Before the ‘assignment’ could be considered though, researching the kanji was in order. What did it/they look like and how complicated would they be? Could it be rendered in shibori? I was suprised to find that they were quite straightforward – only a few strokes. 尺 (shaku) – refers to a unit of measure – 4 strokes, and 八 (hachi)–means 8, but more relevant in this context is that it is the 3rd in the Iroha syllabary organization – only two (strokes).

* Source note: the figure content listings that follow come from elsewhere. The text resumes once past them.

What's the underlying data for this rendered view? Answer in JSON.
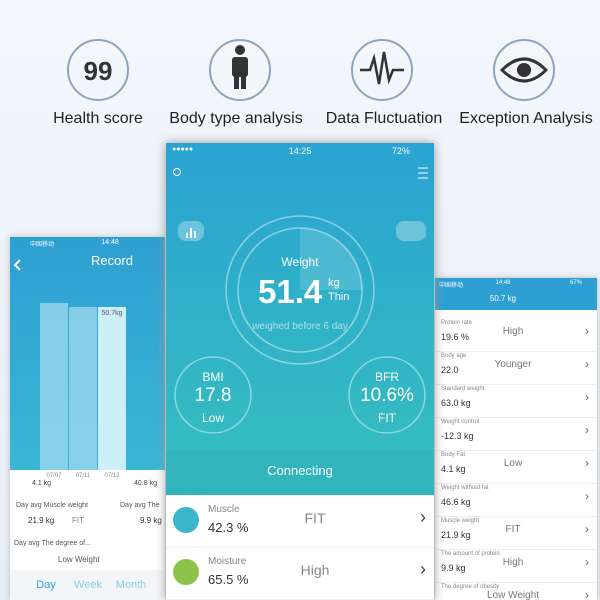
{
  "features": [
    {
      "icon_text": "99",
      "label": "Health score"
    },
    {
      "label": "Body type analysis"
    },
    {
      "label": "Data Fluctuation"
    },
    {
      "label": "Exception Analysis"
    }
  ],
  "left_phone": {
    "carrier": "中国移动",
    "time": "14:48",
    "title": "Record",
    "bar_label": "50.7kg",
    "dates": [
      "07/07",
      "07/11",
      "07/13"
    ],
    "cropped": [
      "4.1 kg",
      "40.8 kg"
    ],
    "stats": [
      {
        "label": "Day avg Muscle weight",
        "value": "21.9 kg",
        "status": "FIT"
      },
      {
        "label": "Day avg The",
        "value": "9.9 kg"
      },
      {
        "label": "Day avg The degree of...",
        "status": "Low Weight"
      }
    ],
    "tabs": [
      "Day",
      "Week",
      "Month"
    ]
  },
  "center_phone": {
    "signal": "●●●●●",
    "time": "14:25",
    "battery": "72%",
    "weight": {
      "label": "Weight",
      "value": "51.4",
      "unit": "kg",
      "status": "Thin",
      "note": "weighed before 6 day"
    },
    "bmi": {
      "label": "BMI",
      "value": "17.8",
      "status": "Low"
    },
    "bfr": {
      "label": "BFR",
      "value": "10.6%",
      "status": "FIT"
    },
    "connect": "Connecting",
    "list": [
      {
        "label": "Muscle",
        "value": "42.3 %",
        "status": "FIT"
      },
      {
        "label": "Moisture",
        "value": "65.5 %",
        "status": "High"
      }
    ]
  },
  "right_phone": {
    "carrier": "中国移动",
    "time": "14:48",
    "battery": "67%",
    "title": "50.7 kg",
    "rows": [
      {
        "label": "Protein rate",
        "value": "19.6 %",
        "status": "High"
      },
      {
        "label": "Body age",
        "value": "22.0",
        "status": "Younger"
      },
      {
        "label": "Standard weight",
        "value": "63.0 kg"
      },
      {
        "label": "Weight control",
        "value": "-12.3 kg"
      },
      {
        "label": "Body Fat",
        "value": "4.1 kg",
        "status": "Low"
      },
      {
        "label": "Weight without fat",
        "value": "46.6 kg"
      },
      {
        "label": "Muscle weight",
        "value": "21.9 kg",
        "status": "FIT"
      },
      {
        "label": "The amount of protein",
        "value": "9.9 kg",
        "status": "High"
      },
      {
        "label": "The degree of obesity",
        "status": "Low Weight"
      }
    ]
  }
}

After transferring the drawn characters onto linen, the next consideration was the approach for stitching – in what direction would I work? I decided that moving in the same directions as one would when writing would be most logical. The first “stroke” was on the left, so I stitched from top to bottom. The second “stroke” was left to right with a “stop” or turn to move down (all one stroke) – and so on.

Shaku-det1A HachiDet1A

My concern was that the strokes would convey some sense of the brush and the characteristics of those strokes. The beginnings and endings needed to have ‘proper’ weight.  Another aspect was simply composition which included the space between the characters – enough space to breathe, yet seen together as a word.  It has to be read.

Once stitching was completed and all thread drawn up tightly, the piece was immersed in a natural indigo vat. It was “dipped” and given oxidation time many times over until it arrived at a satisfying depth of hue.  And then,  those other “tidying up” details – rinsing (maybe washing), pressing, the han (name stamp), press again, casings…done.

displayed with Shakuhachi as the display hangers

with Shakuhachi as the display hangers & weight

musician and 尺八

musician and 尺八

Finally, this month, it was delivered to its new home.  One isn’t always privy to what happens with pieces after they move on to their new life. Sometimes a story is told, but rarely does one see it. This was one of those rare and surprising gifts.